オンタリオ州の失業率は、現在7.5%。そのうち、若者(15~24歳)では16.9%(2010年)と2倍以上にのぼり、この率はカナダ全土でも最も高い数字である。以前、カナダにおける若者の失業問題についてポスティングしたが(Labour Market労働問題のラベルを参照)、この傾向は確かに連邦レベルでも、州レベルでも政治家がただちに手をつけるべき問題である。働き盛りの若者の労働力がアイドリング状態になっていれば、経済的損失はもとより、今後グローバル・マーケットにおけるカナダの立場を弱めることになる。

 
さらに言えば、去年から中近東で始まったThe Arab Spring、あるいは8月末にロンドンで起こった暴動に見られるように、失業中の若者の不満は社会を大きく揺るがす不安定要因となる。

本来ならば、こうした失業問題や経済問題に討論の時間が割かれるべきなのに、先述したように部分的問題である"foreign worker"に議論が集中することに失望を表す州民も多い。

生涯左派の私は保守党の公約に危機感を感じるし、先日、オンタリオ州州議会ビルの前で見た保守党の選挙バスを見るにつけ非常に不快に思った。バスには、全面にFear, Anger, Unemployment, bad to worse, losing a job, uncertaintyなどという文字が書かれていて、保守党はこうした言葉を「州民の声を反映したもの」と弁明しているが、市民の恐怖をあおって自分の陣営に票を入れてもらおうとするのはいただけない。

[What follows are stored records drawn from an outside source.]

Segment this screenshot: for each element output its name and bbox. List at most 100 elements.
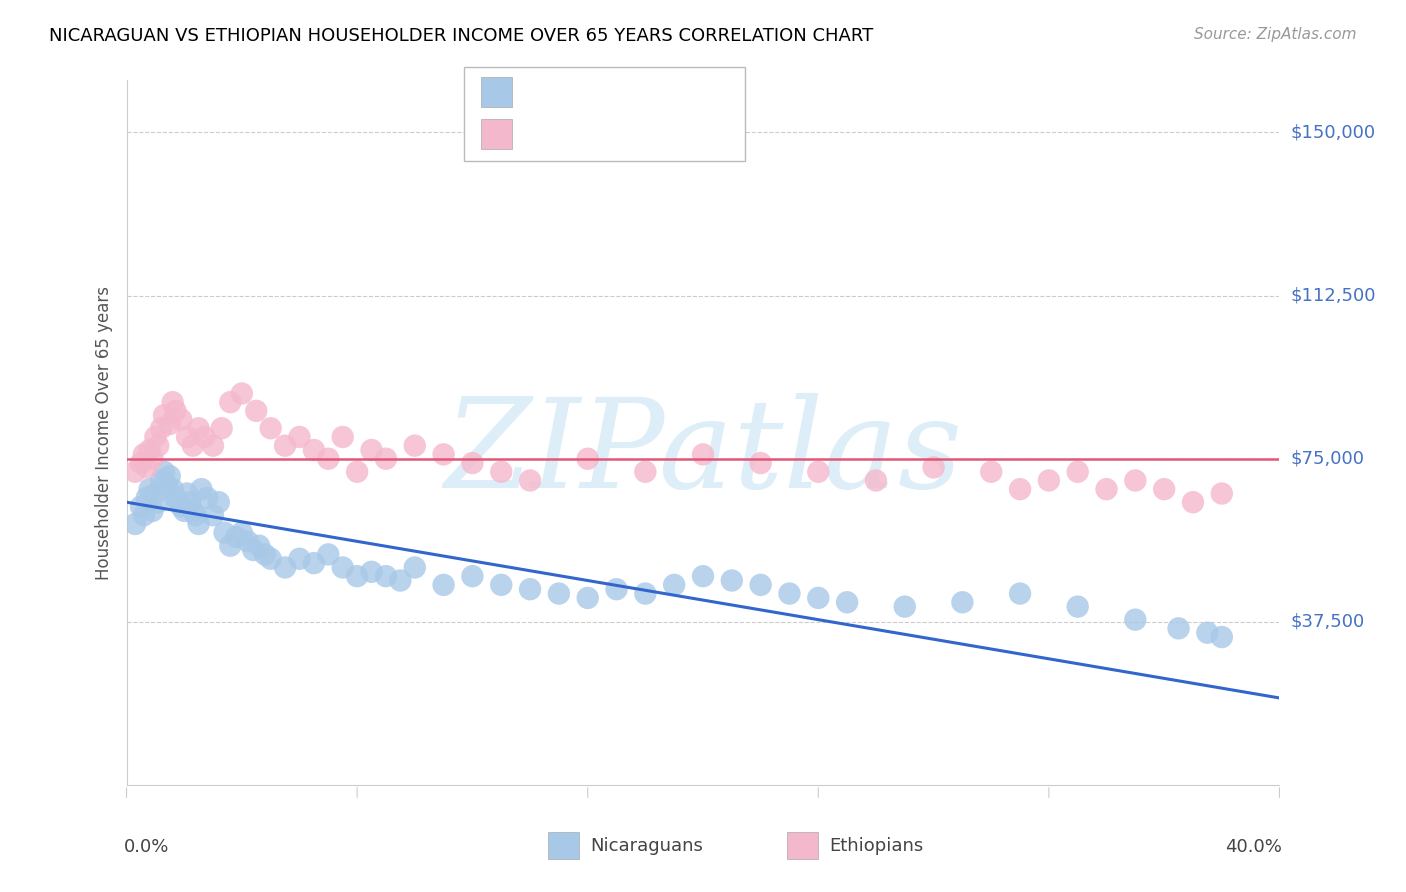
Point [129, 456, 152, 470]
Point [162, 395, 184, 409]
Point [634, 465, 657, 479]
Point [1211, 486, 1233, 500]
Text: R =: R = [526, 83, 568, 102]
Point [519, 474, 541, 488]
Point [141, 504, 163, 518]
Point [548, 586, 571, 600]
Point [1010, 586, 1032, 600]
Text: NICARAGUAN VS ETHIOPIAN HOUSEHOLDER INCOME OVER 65 YEARS CORRELATION CHART: NICARAGUAN VS ETHIOPIAN HOUSEHOLDER INCO… [49, 27, 873, 45]
Point [807, 465, 830, 479]
Point [749, 456, 772, 470]
Point [138, 482, 160, 496]
Point [404, 560, 426, 574]
Point [433, 447, 456, 461]
Point [664, 578, 686, 592]
Point [519, 582, 541, 597]
Point [211, 421, 233, 435]
Point [749, 578, 772, 592]
Point [1125, 613, 1147, 627]
Point [135, 460, 157, 475]
Point [288, 430, 311, 444]
Point [202, 508, 225, 523]
Text: -0.000: -0.000 [565, 125, 634, 144]
Point [214, 525, 236, 540]
Point [225, 530, 247, 544]
Point [1197, 625, 1219, 640]
Point [1125, 474, 1147, 488]
Text: 68: 68 [678, 83, 704, 102]
Point [202, 439, 225, 453]
Point [576, 451, 599, 466]
Point [606, 582, 628, 597]
Point [253, 548, 276, 562]
Text: $112,500: $112,500 [1291, 286, 1376, 304]
Point [150, 474, 173, 488]
Point [165, 404, 187, 418]
Point [865, 474, 887, 488]
Point [179, 495, 201, 509]
Point [145, 486, 166, 500]
Point [165, 491, 187, 505]
Point [1211, 630, 1233, 644]
Point [332, 560, 354, 574]
Point [245, 404, 267, 418]
Y-axis label: Householder Income Over 65 years: Householder Income Over 65 years [94, 285, 112, 580]
Point [259, 421, 281, 435]
Point [634, 586, 657, 600]
Point [491, 578, 513, 592]
Point [242, 543, 264, 558]
Point [159, 469, 181, 483]
Point [176, 486, 198, 500]
Point [433, 578, 456, 592]
Point [318, 451, 340, 466]
Point [236, 534, 259, 549]
Text: R =: R = [526, 125, 568, 144]
Point [461, 456, 484, 470]
Point [1038, 474, 1060, 488]
Point [132, 447, 155, 461]
Point [576, 591, 599, 605]
Text: N =: N = [638, 83, 682, 102]
Point [124, 516, 146, 531]
Point [1095, 482, 1118, 496]
Point [167, 495, 190, 509]
Point [159, 417, 181, 431]
Point [219, 395, 242, 409]
Point [153, 408, 176, 422]
Point [135, 491, 157, 505]
Point [145, 430, 166, 444]
Point [193, 430, 215, 444]
Text: 40.0%: 40.0% [1225, 838, 1282, 855]
Point [894, 599, 917, 614]
Text: $150,000: $150,000 [1291, 123, 1375, 142]
Point [176, 430, 198, 444]
Point [184, 508, 207, 523]
Point [1067, 465, 1090, 479]
Point [779, 586, 801, 600]
Text: 53: 53 [678, 125, 704, 144]
Point [231, 386, 253, 401]
Point [346, 569, 368, 583]
Point [692, 569, 714, 583]
Point [170, 500, 193, 514]
Point [720, 574, 742, 588]
Point [124, 465, 146, 479]
Text: 0.0%: 0.0% [124, 838, 170, 855]
Point [302, 443, 325, 458]
Text: N =: N = [638, 125, 682, 144]
Point [141, 451, 163, 466]
Point [980, 465, 1002, 479]
Point [1010, 482, 1032, 496]
Point [389, 574, 412, 588]
Point [274, 439, 297, 453]
Point [1067, 599, 1090, 614]
Text: Nicaraguans: Nicaraguans [591, 837, 703, 855]
Text: $37,500: $37,500 [1291, 613, 1365, 631]
Point [195, 491, 218, 505]
Point [170, 412, 193, 426]
Point [491, 465, 513, 479]
Point [132, 508, 155, 523]
Point [1167, 621, 1189, 635]
Text: $75,000: $75,000 [1291, 450, 1365, 467]
Point [150, 421, 173, 435]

前にも触れたが、オンタリオ州レベルでも保守党が勝利すれば、トロントに住む私たちにとっては、市政、州、連邦の3レベルですべて保守党政権が確立されることになる。ヨーロッパ各国をはじめ、先進国では保守党の勢い確実に強まっているのを感じる。経済的先行きが不安定なこの時期、これも時代の趨勢なのだろうか。はじめてトロントにやってきたとき、私にとってはカナダが福祉国家である事実が手にとるようにわかったものだが、これも世界経済の情勢が変わるにつれ、変化していくのであろうか。今回の州選挙の行方に今後も注目したい。